Ceremonia  będzie częściowo transmitowana z  Lower Manhattan Community Church.  Warren podkreślił, że jest to reakcja na decyzje burmistrza Nowego Jorku, Michaela Bloomberga, który zdecydował o usunięciu religijnych odniesień podczas rocznicy ataków. ”Każdy chciałby brać udział w uroczystościach. Jednak nie każdy może w nich uczestniczyć. Nie ma miejsca dla wszystkich. W niektórych przypadkach po prostu niewłaściwe jest uczestnictwo niektórych ludzi”- powiedział niedawno burmistrz. Wypowiedź ta oburzyła wielu przedstawicieli wspólnot religijnych i kościołów.


Warren odniósł się do słów burmistrza mówiąc do wiernych: „ Teraz wiecie co o tym myślę. Będziemy więc mieli naszą własną narodową modlitwę”- powiedział. Pastor dodał, że z Kalifornii przyjedzie do Nowego Jorku dwóch pastorów, którzy pomogą ludziom pragnącym modlitwy w tym szczególnym dniu. „ 11 września połączymy się ze „Strefą Zero”. Będziemy mieli również świadectwa ludzi, którzy byli na Manhattanie w tym dniu”- dodał.  Pastor przekonywał również , że Ameryka potrzebuje modlitwy zaś ataki z 9/11 zmieniły na zawsze oblicze tego kraju.

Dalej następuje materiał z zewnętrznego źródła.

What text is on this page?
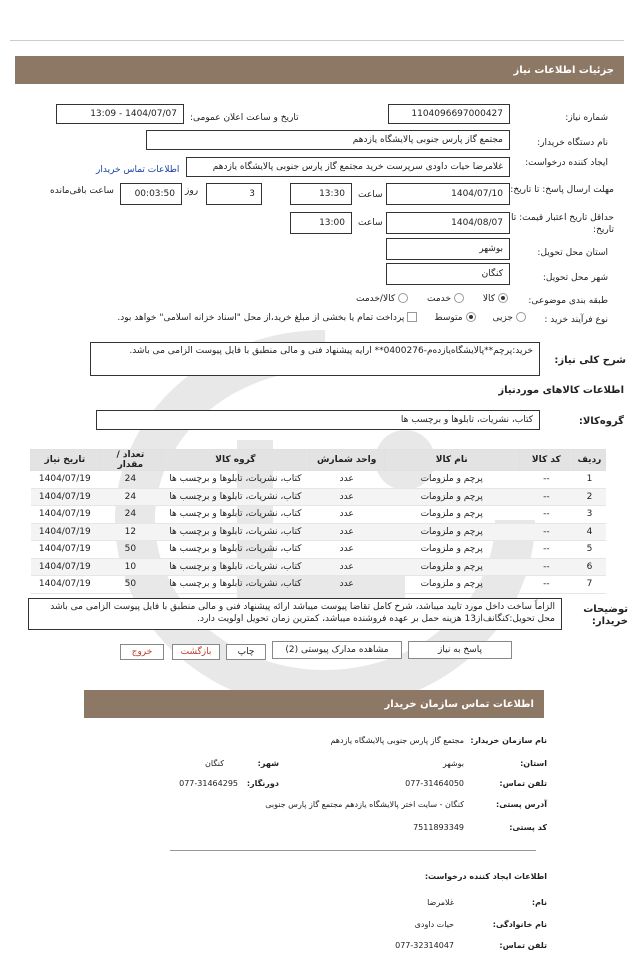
جزئیات اطلاعات نیاز
شماره نیاز:
1104096697000427
تاریخ و ساعت اعلان عمومی:
1404/07/07 - 13:09
نام دستگاه خریدار:
مجتمع گاز پارس جنوبی پالایشگاه یازدهم
ایجاد کننده درخواست:
غلامرضا حیات داودی سرپرست خرید مجتمع گاز پارس جنوبی پالایشگاه یازدهم
اطلاعات تماس خریدار
مهلت ارسال پاسخ: تا تاریخ:
1404/07/10
ساعت
13:30
3
روز
00:03:50
ساعت باقی‌مانده
حداقل تاریخ اعتبار قیمت: تا تاریخ:
1404/08/07
ساعت
13:00
استان محل تحویل:
بوشهر
شهر محل تحویل:
کنگان
طبقه بندی موضوعی:
کالا خدمت کالا/خدمت
نوع فرآیند خرید :
جزیی متوسط پرداخت تمام یا بخشی از مبلغ خرید،از محل "اسناد خزانه اسلامی" خواهد بود.
شرح کلی نیاز:
خرید:پرچم**پالایشگاه‌یازده‌م-0400276** ارایه پیشنهاد فنی و مالی منطبق با فایل پیوست الزامی می باشد.
اطلاعات کالاهای موردنیاز
گروه‌کالا:
کتاب، نشریات، تابلوها و برچسب ها
ردیف	کد کالا	نام کالا	واحد شمارش	گروه کالا	تعداد / مقدار	تاریخ نیاز
1	--	پرچم و ملزومات	عدد	کتاب، نشریات، تابلوها و برچسب ها	24	1404/07/19
2	--	پرچم و ملزومات	عدد	کتاب، نشریات، تابلوها و برچسب ها	24	1404/07/19
3	--	پرچم و ملزومات	عدد	کتاب، نشریات، تابلوها و برچسب ها	24	1404/07/19
4	--	پرچم و ملزومات	عدد	کتاب، نشریات، تابلوها و برچسب ها	12	1404/07/19
5	--	پرچم و ملزومات	عدد	کتاب، نشریات، تابلوها و برچسب ها	50	1404/07/19
6	--	پرچم و ملزومات	عدد	کتاب، نشریات، تابلوها و برچسب ها	10	1404/07/19
7	--	پرچم و ملزومات	عدد	کتاب، نشریات، تابلوها و برچسب ها	50	1404/07/19
توضیحات خریدار:
الزاماً ساخت داخل مورد تایید میباشد، شرح کامل تقاضا پیوست میباشد ارائه پیشنهاد فنی و مالی منطبق با فایل پیوست الزامی می باشد محل تحویل:کنگانف‌از13 هزینه حمل بر عهده فروشنده میباشد، کمترین زمان تحویل اولویت دارد.
پاسخ به نیاز
مشاهده مدارک پیوستی (2)
چاپ
بازگشت
خروج
اطلاعات تماس سازمان خریدار
نام سازمان خریدار:
مجتمع گاز پارس جنوبی پالایشگاه یازدهم
استان:
بوشهر
شهر:
کنگان
تلفن تماس:
077-31464050
دورنگار:
077-31464295
آدرس پستی:
کنگان - سایت اختر پالایشگاه یازدهم مجتمع گاز پارس جنوبی
کد پستی:
7511893349
اطلاعات ایجاد کننده درخواست:
نام:
غلامرضا
نام خانوادگی:
حیات داودی
تلفن تماس:
077-32314047
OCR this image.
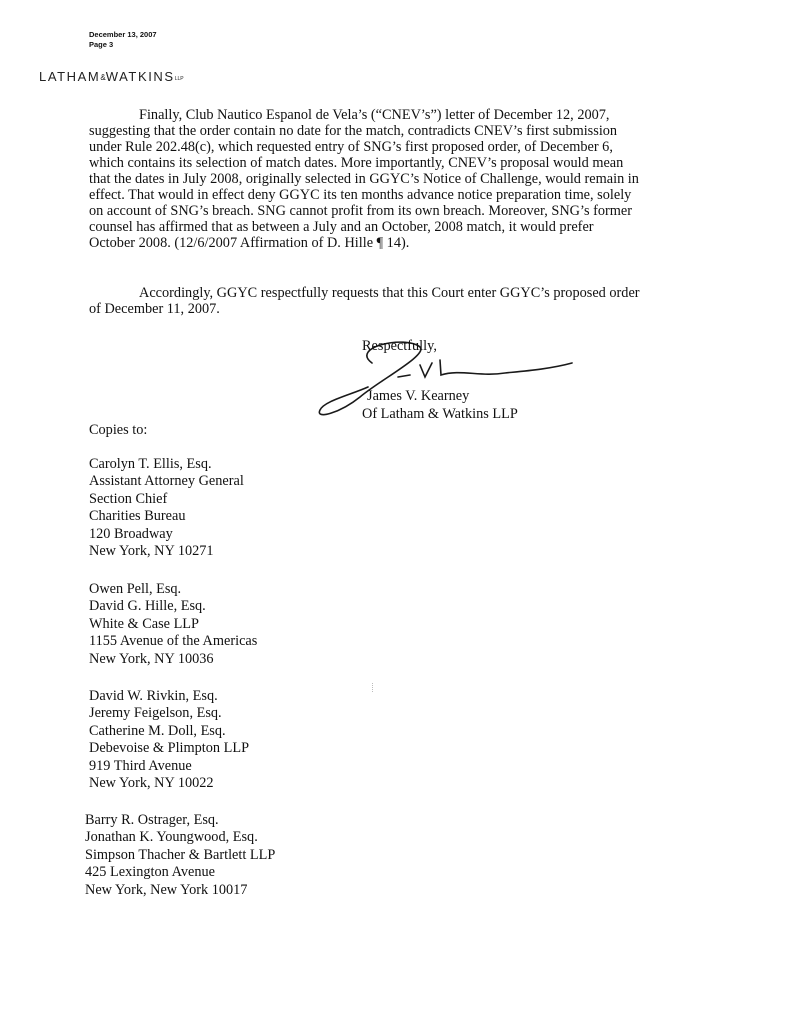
December 13, 2007
Page 3
LATHAM&WATKINSLLP
Finally, Club Nautico Espanol de Vela’s (“CNEV’s”) letter of December 12, 2007,
suggesting that the order contain no date for the match, contradicts CNEV’s first submission
under Rule 202.48(c), which requested entry of SNG’s first proposed order, of December 6,
which contains its selection of match dates. More importantly, CNEV’s proposal would mean
that the dates in July 2008, originally selected in GGYC’s Notice of Challenge, would remain in
effect. That would in effect deny GGYC its ten months advance notice preparation time, solely
on account of SNG’s breach. SNG cannot profit from its own breach. Moreover, SNG’s former
counsel has affirmed that as between a July and an October, 2008 match, it would prefer
October 2008. (12/6/2007 Affirmation of D. Hille ¶ 14).
Accordingly, GGYC respectfully requests that this Court enter GGYC’s proposed order
of December 11, 2007.
Respectfully,
James V. Kearney
Of Latham & Watkins LLP
Copies to:
Carolyn T. Ellis, Esq.
Assistant Attorney General
Section Chief
Charities Bureau
120 Broadway
New York, NY 10271
Owen Pell, Esq.
David G. Hille, Esq.
White & Case LLP
1155 Avenue of the Americas
New York, NY 10036
David W. Rivkin, Esq.
Jeremy Feigelson, Esq.
Catherine M. Doll, Esq.
Debevoise & Plimpton LLP
919 Third Avenue
New York, NY 10022
Barry R. Ostrager, Esq.
Jonathan K. Youngwood, Esq.
Simpson Thacher & Bartlett LLP
425 Lexington Avenue
New York, New York 10017
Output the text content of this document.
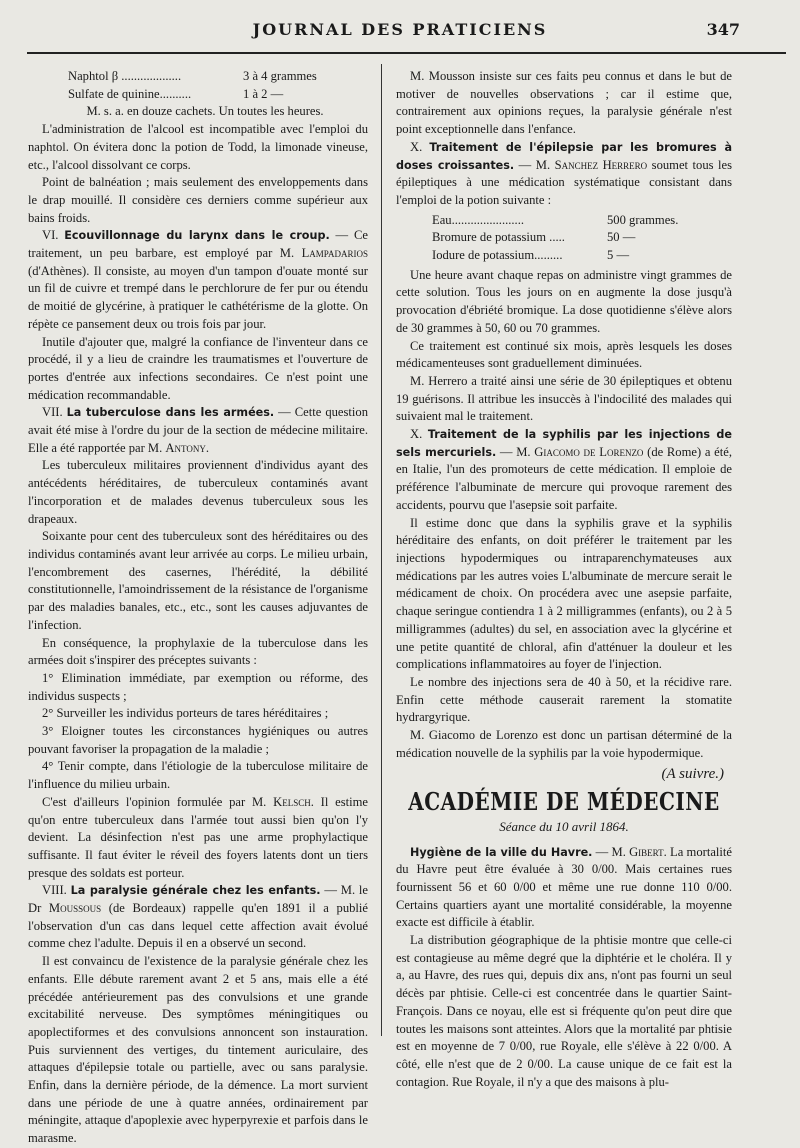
JOURNAL DES PRATICIENS	347
Naphtol β ...................	3 à 4 grammes
Sulfate de quinine..........	1 à 2 —

M. s. a. en douze cachets. Un toutes les heures.

L'administration de l'alcool est incompatible avec l'emploi du naphtol. On évitera donc la potion de Todd, la limonade vineuse, etc., l'alcool dissolvant ce corps.

Point de balnéation ; mais seulement des enveloppements dans le drap mouillé. Il considère ces derniers comme supérieur aux bains froids.

VI. Ecouvillonnage du larynx dans le croup. — Ce traitement, un peu barbare, est employé par M. Lampadarios (d'Athènes). Il consiste, au moyen d'un tampon d'ouate monté sur un fil de cuivre et trempé dans le perchlorure de fer pur ou étendu de moitié de glycérine, à pratiquer le cathétérisme de la glotte. On répète ce pansement deux ou trois fois par jour.

Inutile d'ajouter que, malgré la confiance de l'inventeur dans ce procédé, il y a lieu de craindre les traumatismes et l'ouverture de portes d'entrée aux infections secondaires. Ce n'est point une médication recommandable.

VII. La tuberculose dans les armées. — Cette question avait été mise à l'ordre du jour de la section de médecine militaire. Elle a été rapportée par M. Antony.

Les tuberculeux militaires proviennent d'individus ayant des antécédents héréditaires, de tuberculeux contaminés avant l'incorporation et de malades devenus tuberculeux sous les drapeaux.

Soixante pour cent des tuberculeux sont des héréditaires ou des individus contaminés avant leur arrivée au corps. Le milieu urbain, l'encombrement des casernes, l'hérédité, la débilité constitutionnelle, l'amoindrissement de la résistance de l'organisme par des maladies banales, etc., etc., sont les causes adjuvantes de l'infection.

En conséquence, la prophylaxie de la tuberculose dans les armées doit s'inspirer des préceptes suivants :

1° Elimination immédiate, par exemption ou réforme, des individus suspects ;

2° Surveiller les individus porteurs de tares héréditaires ;

3° Eloigner toutes les circonstances hygiéniques ou autres pouvant favoriser la propagation de la maladie ;

4° Tenir compte, dans l'étiologie de la tuberculose militaire de l'influence du milieu urbain.

C'est d'ailleurs l'opinion formulée par M. Kelsch. Il estime qu'on entre tuberculeux dans l'armée tout aussi bien qu'on l'y devient. La désinfection n'est pas une arme prophylactique suffisante. Il faut éviter le réveil des foyers latents dont un tiers presque des soldats est porteur.

VIII. La paralysie générale chez les enfants. — M. le Dr Moussous (de Bordeaux) rappelle qu'en 1891 il a publié l'observation d'un cas dans lequel cette affection avait évolué comme chez l'adulte. Depuis il en a observé un second.

Il est convaincu de l'existence de la paralysie générale chez les enfants. Elle débute rarement avant 2 et 5 ans, mais elle a été précédée antérieurement pas des convulsions et une grande excitabilité nerveuse. Des symptômes méningitiques ou apoplectiformes et des convulsions annoncent son instauration. Puis surviennent des vertiges, du tintement auriculaire, des attaques d'épilepsie totale ou partielle, avec ou sans paralysie. Enfin, dans la dernière période, de la démence. La mort survient dans une période de une à quatre années, ordinairement par méningite, attaque d'apoplexie avec hyperpyrexie et parfois dans le marasme.

M. Mousson insiste sur ces faits peu connus et dans le but de motiver de nouvelles observations ; car il estime que, contrairement aux opinions reçues, la paralysie générale n'est point exceptionnelle dans l'enfance.

X. Traitement de l'épilepsie par les bromures à doses croissantes. — M. Sanchez Herrero soumet tous les épileptiques à une médication systématique consistant dans l'emploi de la potion suivante :

Eau.......................	500 grammes.
Bromure de potassium .....	50 —
Iodure de potassium.........	5 —

Une heure avant chaque repas on administre vingt grammes de cette solution. Tous les jours on en augmente la dose jusqu'à provocation d'ébriété bromique. La dose quotidienne s'élève alors de 30 grammes à 50, 60 ou 70 grammes.

Ce traitement est continué six mois, après lesquels les doses médicamenteuses sont graduellement diminuées.

M. Herrero a traité ainsi une série de 30 épileptiques et obtenu 19 guérisons. Il attribue les insuccès à l'indocilité des malades qui suivaient mal le traitement.

X. Traitement de la syphilis par les injections de sels mercuriels. — M. Giacomo de Lorenzo (de Rome) a été, en Italie, l'un des promoteurs de cette médication. Il emploie de préférence l'albuminate de mercure qui provoque rarement des accidents, pourvu que l'asepsie soit parfaite.

Il estime donc que dans la syphilis grave et la syphilis héréditaire des enfants, on doit préférer le traitement par les injections hypodermiques ou intraparenchymateuses aux médications par les autres voies L'albuminate de mercure serait le médicament de choix. On procédera avec une asepsie parfaite, chaque seringue contiendra 1 à 2 milligrammes (enfants), ou 2 à 5 milligrammes (adultes) du sel, en association avec la glycérine et une petite quantité de chloral, afin d'atténuer la douleur et les complications inflammatoires au foyer de l'injection.

Le nombre des injections sera de 40 à 50, et la récidive rare. Enfin cette méthode causerait rarement la stomatite hydrargyrique.

M. Giacomo de Lorenzo est donc un partisan déterminé de la médication nouvelle de la syphilis par la voie hypodermique.

(A suivre.)

ACADÉMIE DE MÉDECINE

Séance du 10 avril 1864.

Hygiène de la ville du Havre. — M. Gibert. La mortalité du Havre peut être évaluée à 30 0/00. Mais certaines rues fournissent 56 et 60 0/00 et même une rue donne 110 0/00. Certains quartiers ayant une mortalité considérable, la moyenne exacte est difficile à établir.

La distribution géographique de la phtisie montre que celle-ci est contagieuse au même degré que la diphtérie et le choléra. Il y a, au Havre, des rues qui, depuis dix ans, n'ont pas fourni un seul décès par phtisie. Celle-ci est concentrée dans le quartier Saint-François. Dans ce noyau, elle est si fréquente qu'on peut dire que toutes les maisons sont atteintes. Alors que la mortalité par phtisie est en moyenne de 7 0/00, rue Royale, elle s'élève à 22 0/00. A côté, elle n'est que de 2 0/00. La cause unique de ce fait est la contagion. Rue Royale, il n'y a que des maisons à plu-
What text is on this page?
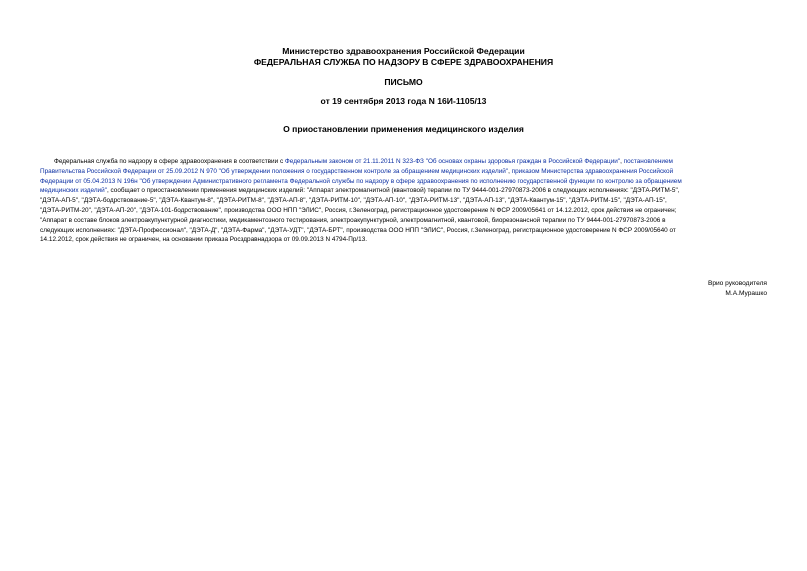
Министерство здравоохранения Российской Федерации
ФЕДЕРАЛЬНАЯ СЛУЖБА ПО НАДЗОРУ В СФЕРЕ ЗДРАВООХРАНЕНИЯ
ПИСЬМО
от 19 сентября 2013 года N 16И-1105/13
О приостановлении применения медицинского изделия
Федеральная служба по надзору в сфере здравоохранения в соответствии с Федеральным законом от 21.11.2011 N 323-ФЗ "Об основах охраны здоровья граждан в Российской Федерации", постановлением
Правительства Российской Федерации от 25.09.2012 N 970 "Об утверждении положения о государственном контроле за обращением медицинских изделий", приказом Министерства здравоохранения Российской
Федерации от 05.04.2013 N 196н "Об утверждении Административного регламента Федеральной службы по надзору в сфере здравоохранения по исполнению государственной функции по контролю за обращением
медицинских изделий", сообщает о приостановлении применения медицинских изделий: "Аппарат электромагнитной (квантовой) терапии по ТУ 9444-001-27970873-2006 в следующих исполнениях: "ДЭТА-РИТМ-5",
"ДЭТА-АП-5", "ДЭТА-бодрствование-5", "ДЭТА-Квантум-8", "ДЭТА-РИТМ-8", "ДЭТА-АП-8", "ДЭТА-РИТМ-10", "ДЭТА-АП-10", "ДЭТА-РИТМ-13", "ДЭТА-АП-13", "ДЭТА-Квантум-15", "ДЭТА-РИТМ-15", "ДЭТА-АП-15",
"ДЭТА-РИТМ-20", "ДЭТА-АП-20", "ДЭТА-101-бодрствование", производства ООО НПП "ЭЛИС", Россия, г.Зеленоград, регистрационное удостоверение N ФСР 2009/05641 от 14.12.2012, срок действия не ограничен;
"Аппарат в составе блоков электроакупунктурной диагностики, медикаментозного тестирования, электроакупунктурной, электромагнитной, квантовой, биорезонансной терапии по ТУ 9444-001-27970873-2006 в
следующих исполнениях: "ДЭТА-Профессионал", "ДЭТА-Д", "ДЭТА-Фарма", "ДЭТА-УДТ", "ДЭТА-БРТ", производства ООО НПП "ЭЛИС", Россия, г.Зеленоград, регистрационное удостоверение N ФСР 2009/05640 от
14.12.2012, срок действия не ограничен, на основании приказа Росздравнадзора от 09.09.2013 N 4794-Пр/13.
Врио руководителя
М.А.Мурашко
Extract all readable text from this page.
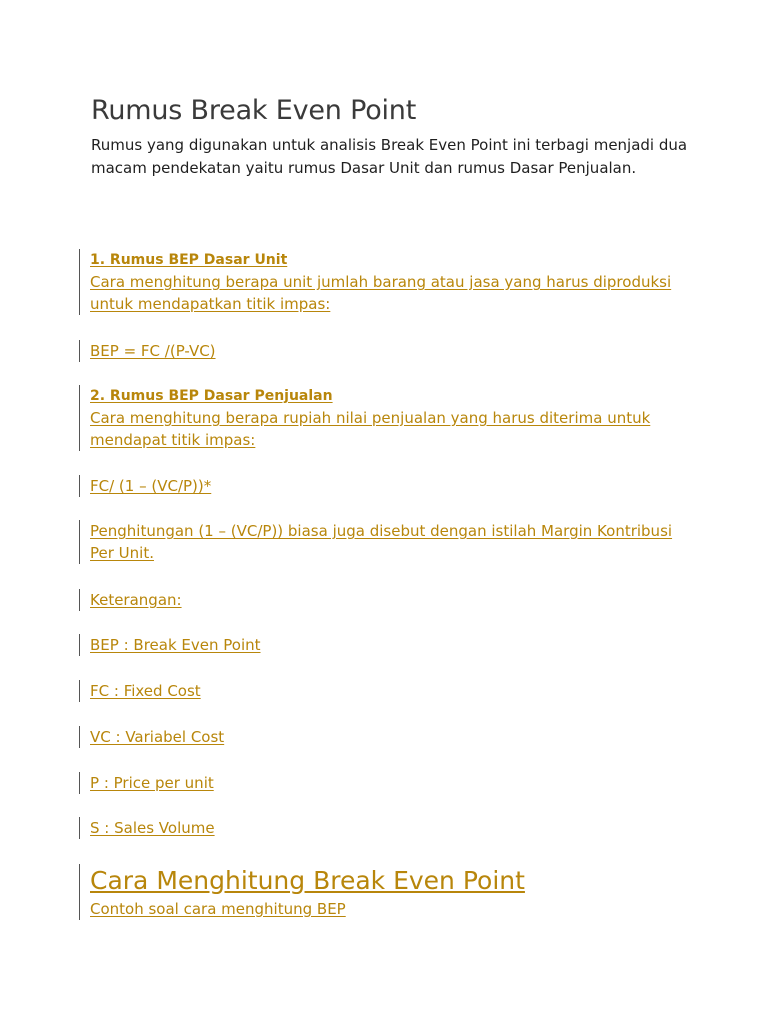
Rumus Break Even Point

Rumus yang digunakan untuk analisis Break Even Point ini terbagi menjadi dua macam pendekatan yaitu rumus Dasar Unit dan rumus Dasar Penjualan.

1. Rumus BEP Dasar Unit
Cara menghitung berapa unit jumlah barang atau jasa yang harus diproduksi
untuk mendapatkan titik impas:
BEP = FC /(P-VC)
2. Rumus BEP Dasar Penjualan
Cara menghitung berapa rupiah nilai penjualan yang harus diterima untuk
mendapat titik impas:
FC/ (1 – (VC/P))*
Penghitungan (1 – (VC/P)) biasa juga disebut dengan istilah Margin Kontribusi
Per Unit.
Keterangan:
BEP : Break Even Point
FC : Fixed Cost
VC : Variabel Cost
P : Price per unit
S : Sales Volume
Cara Menghitung Break Even Point
Contoh soal cara menghitung BEP
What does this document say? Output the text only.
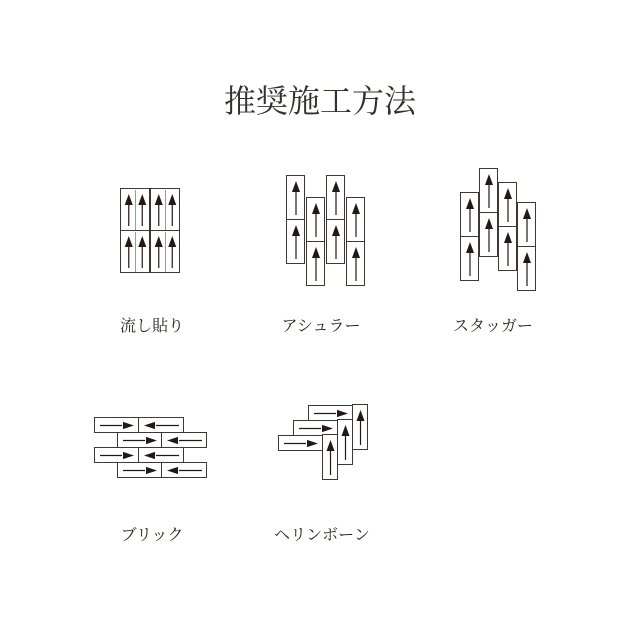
推奨施工方法
流し貼り	アシュラー	スタッガー
ブリック	ヘリンボーン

Kilka dni temu na łamach Wall Street Journal odbyła się gorąca polemika na temat decyzji władz Nowego Jorku. „ To jest Ameryka, obchody takiego wydarzenie bez modlitwy to jakieś szaleństwo. Ameryka się zatraciła”- mówi w The Wall Street Journal  były radny Nowego Jorku Rudy Washington .Jednak rzecznik nowojorskiego ratusza powiedział w tej samej gazecie, że obchody poprzedniej rocznicy 9/11 odbyły się bez liderów religijnych i teraz będzie tak samo. „Religijny liderzy byli filarem wsparcia po zamachach”- ripostuje jednak pastor Fernando Cabrera z New Life Outreach International.